At the temenos, the grave of Opheltes was surrounded by open-air altars and enclosed within a stone wall. The sanctuary's necessary spring was named Adrasteia. The historian Pausanias wondered whether it had the name because an "Adrastos" had "discovered" it, but Adrasteia, the "inescapable one", was a nurse of the infant Zeus in Crete. The tumulus, the ancient burial mound nearby, was credited as the burial mound of his father, and the men of Argos had the privilege of naming the priest of Nemean Zeus, as Pausanias was informed when he visited in the late 2nd century CE.
In Pausanias time the temple, which he noted was "worth seeing", stood in a grove of cypresses; its roof had fallen in and there was no cult image within the temple. Three limestone columns of the Temple of Nemean Zeus of about 330 BC have stood since their construction, and six more were reconstructed in 2002 and 2007. Three orders of architecture were employed at this temple, which stands at the end of the Classic period and presages this and other developments of Hellenistic architecture, such as the slenderness (a height of 6.34 column diameters) of the Doric columns of the exterior. The site around the temple has been excavated since 1973 and the great open-air altar, baths, and ancient accommodations for visitors have been unearthed. The temple stands on the site of a prior Archaic-period temple, of which only a foundation wall is still visible. The stadion has recently been discovered. It is notable for its well-preserved vaulted entrance tunnel, dated to about 320 BC, with ancient graffiti on the walls. The material discovered in the excavations is on display in an on-site museum constructed as a part of the University of California's excavations.

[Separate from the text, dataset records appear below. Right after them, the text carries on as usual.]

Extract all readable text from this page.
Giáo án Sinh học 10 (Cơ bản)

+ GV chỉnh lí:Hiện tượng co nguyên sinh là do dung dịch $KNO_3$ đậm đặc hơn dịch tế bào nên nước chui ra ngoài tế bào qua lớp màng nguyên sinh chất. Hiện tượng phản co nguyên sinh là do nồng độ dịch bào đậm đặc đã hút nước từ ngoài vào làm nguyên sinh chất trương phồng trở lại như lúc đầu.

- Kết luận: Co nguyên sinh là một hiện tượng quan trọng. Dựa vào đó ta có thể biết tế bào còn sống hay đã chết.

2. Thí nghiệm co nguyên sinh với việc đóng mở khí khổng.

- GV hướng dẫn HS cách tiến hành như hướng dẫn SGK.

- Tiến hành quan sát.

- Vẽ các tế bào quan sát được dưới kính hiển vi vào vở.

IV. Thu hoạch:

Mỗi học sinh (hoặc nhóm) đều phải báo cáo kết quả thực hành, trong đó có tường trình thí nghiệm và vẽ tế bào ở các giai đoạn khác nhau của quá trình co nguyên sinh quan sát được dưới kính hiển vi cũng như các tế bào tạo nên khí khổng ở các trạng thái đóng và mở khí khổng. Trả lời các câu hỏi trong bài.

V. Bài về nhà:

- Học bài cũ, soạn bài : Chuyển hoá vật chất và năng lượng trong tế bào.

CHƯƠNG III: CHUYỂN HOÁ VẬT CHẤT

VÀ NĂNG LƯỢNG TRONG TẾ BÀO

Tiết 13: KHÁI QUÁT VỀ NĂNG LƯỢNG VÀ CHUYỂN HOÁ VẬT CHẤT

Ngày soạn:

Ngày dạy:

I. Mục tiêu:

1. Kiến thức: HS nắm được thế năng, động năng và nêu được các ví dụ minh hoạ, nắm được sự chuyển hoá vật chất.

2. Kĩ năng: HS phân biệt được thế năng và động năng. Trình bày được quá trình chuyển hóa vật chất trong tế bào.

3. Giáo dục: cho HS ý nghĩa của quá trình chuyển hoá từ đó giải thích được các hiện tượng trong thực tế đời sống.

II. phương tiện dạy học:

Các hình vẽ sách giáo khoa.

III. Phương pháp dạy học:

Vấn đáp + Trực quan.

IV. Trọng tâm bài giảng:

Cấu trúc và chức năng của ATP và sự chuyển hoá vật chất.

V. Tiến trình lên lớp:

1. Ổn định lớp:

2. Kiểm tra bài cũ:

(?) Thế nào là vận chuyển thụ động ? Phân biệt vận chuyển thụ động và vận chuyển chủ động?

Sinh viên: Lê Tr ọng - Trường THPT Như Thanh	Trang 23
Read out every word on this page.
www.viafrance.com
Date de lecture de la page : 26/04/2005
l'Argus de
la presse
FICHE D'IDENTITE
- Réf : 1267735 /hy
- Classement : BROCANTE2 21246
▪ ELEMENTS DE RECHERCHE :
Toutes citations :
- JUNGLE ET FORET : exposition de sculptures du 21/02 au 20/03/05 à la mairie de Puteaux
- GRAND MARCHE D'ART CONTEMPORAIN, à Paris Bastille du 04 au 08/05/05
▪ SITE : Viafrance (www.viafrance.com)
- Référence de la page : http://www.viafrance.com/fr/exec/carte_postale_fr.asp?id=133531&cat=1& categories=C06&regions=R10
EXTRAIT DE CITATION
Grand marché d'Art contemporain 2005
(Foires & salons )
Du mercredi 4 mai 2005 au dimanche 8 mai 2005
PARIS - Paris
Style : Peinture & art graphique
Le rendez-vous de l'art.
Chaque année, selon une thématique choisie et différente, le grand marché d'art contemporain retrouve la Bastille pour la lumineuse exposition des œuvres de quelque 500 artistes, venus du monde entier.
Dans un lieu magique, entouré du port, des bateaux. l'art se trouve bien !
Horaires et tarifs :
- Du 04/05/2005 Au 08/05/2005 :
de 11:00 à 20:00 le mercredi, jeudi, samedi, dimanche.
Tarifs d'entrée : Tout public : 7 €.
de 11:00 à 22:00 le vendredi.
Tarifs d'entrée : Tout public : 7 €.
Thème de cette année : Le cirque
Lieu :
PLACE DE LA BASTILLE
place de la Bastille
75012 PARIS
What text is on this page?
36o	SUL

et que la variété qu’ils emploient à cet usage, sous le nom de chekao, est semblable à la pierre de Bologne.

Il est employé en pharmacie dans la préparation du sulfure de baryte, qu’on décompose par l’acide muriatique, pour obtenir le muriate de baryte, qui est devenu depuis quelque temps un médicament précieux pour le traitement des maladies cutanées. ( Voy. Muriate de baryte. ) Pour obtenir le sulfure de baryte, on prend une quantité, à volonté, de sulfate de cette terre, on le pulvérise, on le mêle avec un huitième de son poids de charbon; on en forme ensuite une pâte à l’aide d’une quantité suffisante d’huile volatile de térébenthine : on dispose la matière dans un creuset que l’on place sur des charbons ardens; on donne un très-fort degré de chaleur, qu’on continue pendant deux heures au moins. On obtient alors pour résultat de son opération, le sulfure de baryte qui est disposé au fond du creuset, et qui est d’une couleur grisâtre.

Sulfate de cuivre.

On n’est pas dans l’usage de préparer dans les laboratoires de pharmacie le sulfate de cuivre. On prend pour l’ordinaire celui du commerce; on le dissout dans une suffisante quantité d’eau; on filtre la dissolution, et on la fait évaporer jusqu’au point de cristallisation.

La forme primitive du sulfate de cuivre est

In 394 BC the Battle of the Nemea River was fought between Sparta and her allies the Achaians, Eleians, Mantineians, and the Tegeates against a coalition of Boetians, Euboeans, Athenians, Corinthians, and Argives. This was to be the last clear-cut victory that Sparta enjoyed. The tactics were similar to all other Greek hoplite battles, except that when the armies were arrayed, with the Spartans having the customary honor of being on the right, the army drifted right as it advanced. This was not good for the Spartan allies, as it exposed the soldiers to a flanking attack, but it gave the Spartans the opportunity to use their superior coordination and discipline to roll up the flank of the Athenians, who were stationed opposite. The result of the battle was a victory for Sparta, even though her allies on the left suffered significant losses. This willingness to accept losses on the left flank for flanking position on the right was a dramatic change from typical conservative military tactics.